La Méditerranée n’est pas sortie de l’Histoire. Si le début de XXIe siècle est marqué par l’affirmation de pôles de puissance eurasiatiques et surtout transpacifiques, la Méditerranée garde une importance géostratégique.
L’intérêt de son espace maritime pour le commerce des hydrocarbures est conforté par la Convention de Montego Bay. Ainsi que par la 3ème conférence des Nations-Unies sur le droit de la mer. Lesquelles ne prescrivent pas de restrictions à la liberté de navigation en Méditerranée. L’absence de zones économiques exclusives préserve dans le bassin un espace de haute mer, une donnée fondamentale pour les grandes puissances.
La guerre russo-ukrainienne revêt une dimension énergétique. Une guerre hybride, dans laquelle Poutine n’hésite pas à utiliser toutes les armes dont dispose le Kremlin. Y compris « l’arme céréalière » et « l’arme gazière » (en attendant l’usage de l’arme nucléaire ?).
La dépendance de nombreux Etats européens à l’égard du gaz russe a été révélée au grand jour. Dès lors, l’un des enjeux stratégiques consiste notamment à trouver de nouvelles sources d’approvisionnement. Or précisément, en Méditerranée orientale, des puissances énergétiques régionales émergent. Dans le bassin levantin, la découverte en 2009 et 2010 d’importants gisements offshore (après de vastes opérations de forage menées en eaux profondes au début des années 2000) a fait naître un nouveau pôle énergétique. Ainsi, ces découvertes en Méditerranée orientale pourraient modifier de manière significative le visage du secteur de l’énergie dans l’ensemble de la région.
L’exploitation de ces ressources gazières ne pourra toutefois se faire que si de nombreux défis et obstacles aux implications géopolitiques majeures parviennent à être surmontés.

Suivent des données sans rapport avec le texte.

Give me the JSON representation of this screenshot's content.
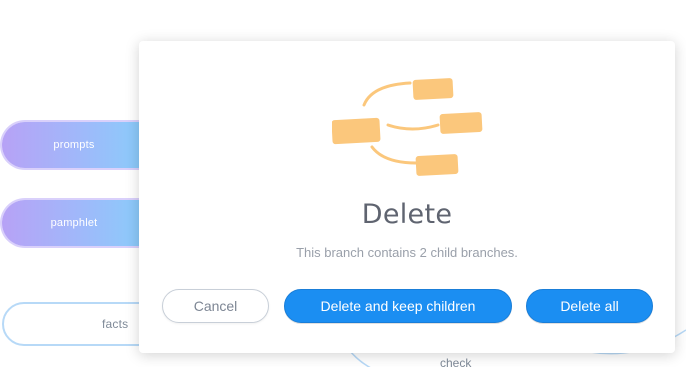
{
  "background": {
    "nodes": [
      {
        "label": "prompts"
      },
      {
        "label": "pamphlet"
      },
      {
        "label": "facts"
      },
      {
        "label": "check"
      }
    ]
  },
  "dialog": {
    "title": "Delete",
    "message": "This branch contains 2 child branches.",
    "illustration": "branch-tree-icon",
    "buttons": {
      "cancel": "Cancel",
      "keep_children": "Delete and keep children",
      "delete_all": "Delete all"
    }
  },
  "colors": {
    "primary": "#1b8ef2",
    "illustration": "#fbc77c",
    "node_gradient_start": "#b7a2f6",
    "node_gradient_end": "#84d2fb",
    "node_outline": "#b7d9f7"
  }
}
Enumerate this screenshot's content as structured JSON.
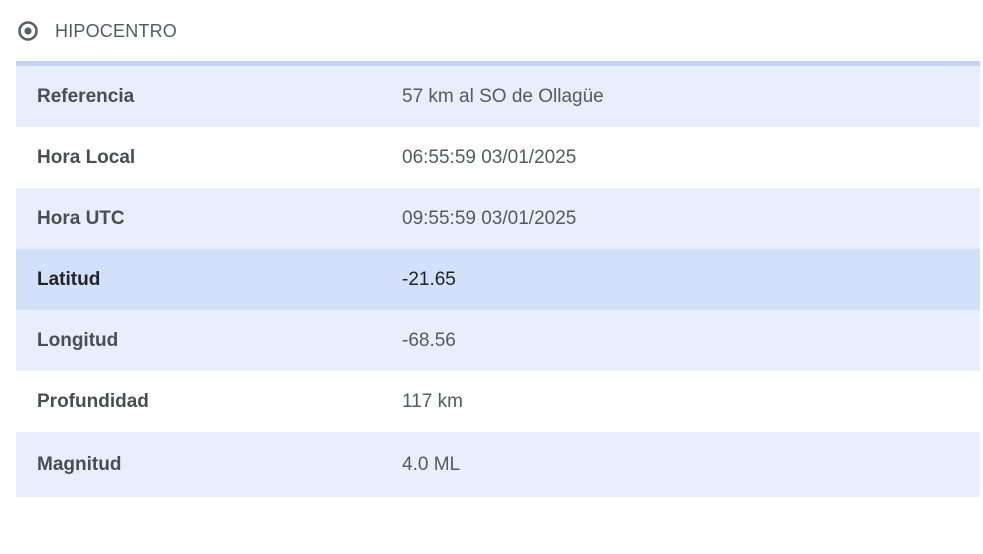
{
  "section": {
    "title": "HIPOCENTRO",
    "icon": "radio-target-icon"
  },
  "rows": [
    {
      "label": "Referencia",
      "value": "57 km al SO de Ollagüe"
    },
    {
      "label": "Hora Local",
      "value": "06:55:59 03/01/2025"
    },
    {
      "label": "Hora UTC",
      "value": "09:55:59 03/01/2025"
    },
    {
      "label": "Latitud",
      "value": "-21.65"
    },
    {
      "label": "Longitud",
      "value": "-68.56"
    },
    {
      "label": "Profundidad",
      "value": "117 km"
    },
    {
      "label": "Magnitud",
      "value": "4.0 ML"
    }
  ],
  "colors": {
    "header_border": "#c3d4f3",
    "stripe": "#e8eefb",
    "hover_row": "#d2e0fa"
  }
}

En effet, la découverte de gigantesques réserves de gaz naturel en Méditerranée orientale nourrit les tensions entre des pays riverains. A savoir: Chypre, la Turquie, la Syrie, le Liban, Israël, l’Égypte et la Libye. Elle réactive aussi les tensions géopolitiques autour de la délimitation des frontières maritimes. Ces États ont aussi cherché à se mettre d’accord sur leurs frontières maritimes respectives. Une évolution qui laisse entrevoir de véritables perspectives de coopération pour les années à venir.
Mais malgré certaines volontés de coopération en matière de partage des ressources et d’exploitation conjointe; les voisinages et les ambitions concurrentes de certains États de la région sont bien présents. Et ce, sur fond de conflits maritimes et contentieux territoriaux; en particulier entre la Turquie et la République de Chypre.

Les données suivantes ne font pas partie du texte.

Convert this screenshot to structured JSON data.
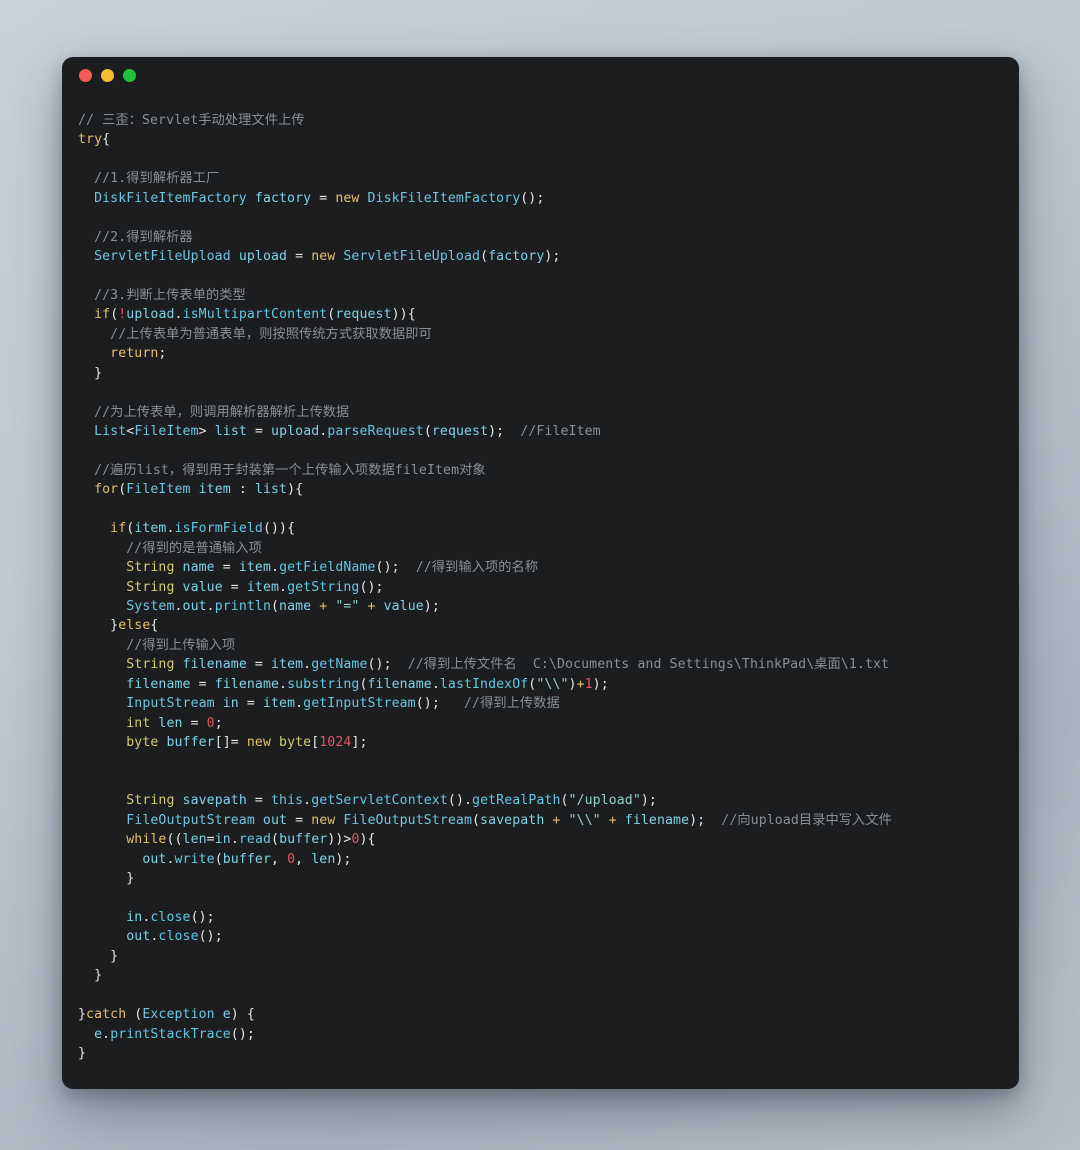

Toutefois, l’enjeu est tel que des accords sont possibles même entre ennemis. C’est le cas du Liban et d’Israël, officiellement en guerre. Mais qui sont en train de trouver un accord, par l’intermédiaire des États-Unis. Un accord pour fixer la délimitation de leur frontière maritime et lever ainsi les derniers obstacles juridico-techniques en vue de la prospection et de l’exploitation de gisements offshore.
En 2018, un accord de coopération historique a déjà été conclu entre l’Egypte et Israël. Et ce, pour l’exportation du gaz israélien vers le pays des pharaons, pour une période de plus de dix ans. Depuis janvier 2020, l’Égypte bénéficie aussi du gaz issu du gisement Leviathan via le gazoduc sous-marin EMG qui relie les villes d’Ashkelon en Israël à El-Arich en Égypte. Un accord similaire avait été signé avec Chypre en septembre 2018 pour l’installation d’un câble sous-marin. Lequel permettra l’acheminement de gaz, avant d’être réacheminé vers l’Europe. L’Égypte pourrait donc aussi devenir une puissance énergétique.
Le développement de tels projets à portée nationale, ou au mieux bilatérale, ainsi que l’attente de prix du gaz faibles devraient rendre moins probable l’essor de projets plus ambitieux, tels que les exportations vers la Turquie, la Grèce ou vers d’autres marchés européens. Ainsi l’importance de la Méditerranée orientale d’un point de vue énergétique devrait rester limitée.
Il n’empêche, les risques de tensions sécuritaires sont nourris par la mise en place d’infrastructures énergétiques et de transport. Avec la multiplication de plateformes d’extraction, de pipelines, de navires, voire de terminaux méthaniers. Soit autant de cibles potentielles par des entités étatiques ou terroristes.